Почему же я называю эту прозу чужой? Теплая и смешная, хоть со сцены читай, разнообразная, от любовной драмы до водевиля. И все же – чужая. Вот бывает, как известно, человек разумный, бывает человек дикий, а бывает человек уставший. Герой рассказов Зеленогорского – пожалуй, именно что уставший. Усталостью пропитано тут все: бизнес, отношения, разговоры, мысли, даже любовь. Нет, это вовсе не значит, что она вялая, эта любовь, даже наоборот, очень страстная: «Он окружил ее своими людьми – водитель, охрана, подружки и все ее знакомые и родственники стучали ему обо всех ее перемещениях и связях┘ Иногда девочка, раздавленная его натиском, сбегала от него в какой-нибудь мотель отдохнуть┘ Она выбрасывала телефон, карточки, ключи от машины и пропадала┘»
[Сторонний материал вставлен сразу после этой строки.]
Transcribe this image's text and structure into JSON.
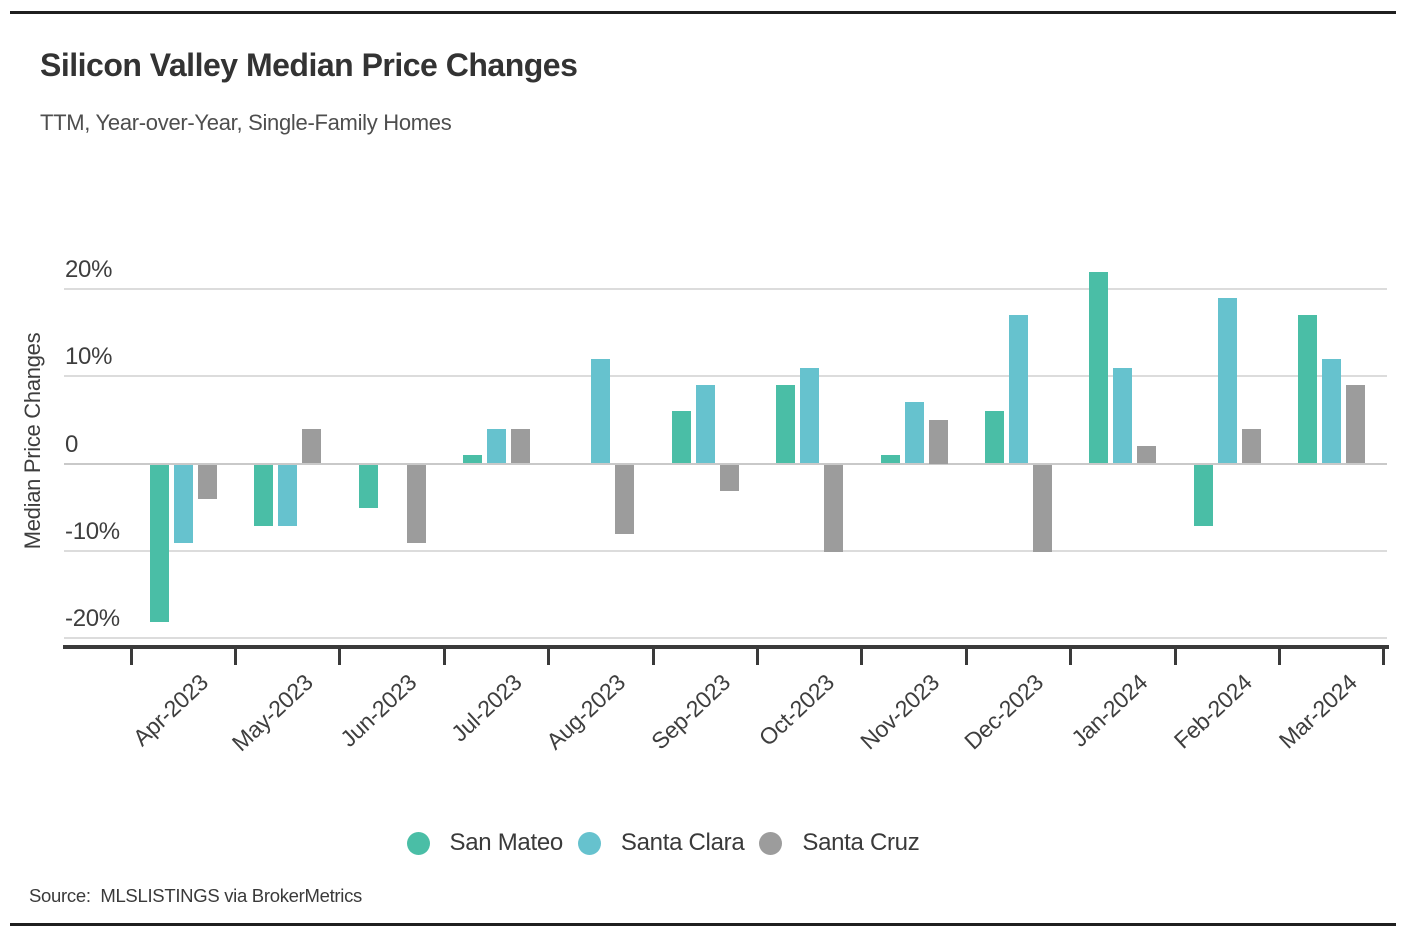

Страсть африканская, пожилого к молодой (кстати, Африкой все и завершается в рассказе «Даун-шифтинг, или Восставший из зада»), и все равно в этих обстоятельствах, несмотря на все их драматические повороты, сквозит какая-то дикая, нечеловеческая усталость. Зеленогорский умеет рассмешить, чудеса из «внутреннего дворика» жизни российских бизнесменов рассказаны так вкусно, что вдруг понимаешь: да это же реальная история! И тем не менее усталость давит, она берет за горло. Люди в этих рассказах очень много двигаются, перемещаются, действуют, но внутри себя они никуда не идут (в лучшем случае, в редком, в свое советское прошлое, и тогда все озаряется, порой волшебно, и чувством, и нежностью, и ностальгией) – но им на самом деле некуда идти. Они устали.
Для них весь мир – чужой. Лишенные смысла атомы сталкиваются, пересекаются, и без всякого толка. Разряд не высекается, энергии нет. «Налил соседу рюмку и спросил, чтобы тот недаром пил:
– Вот американцы воду на Марсе нашли, а вы?
Сосед выпил и стал объяснять тупому и пьяному Харикову нашу космическую доктрину:
– Марс – х.┘, мы на Фобос полетим, но это закрытая информация».
Шутки в сторону, но в таком мире жить трудновато. В нем даже Марса больше нет.
Поэтому простая фраза, даже не фраза, а начало фразы, просто несколько слов – порой так цепляет, почти до слез. Так берет за горло. «Перед ним сидел человек┘».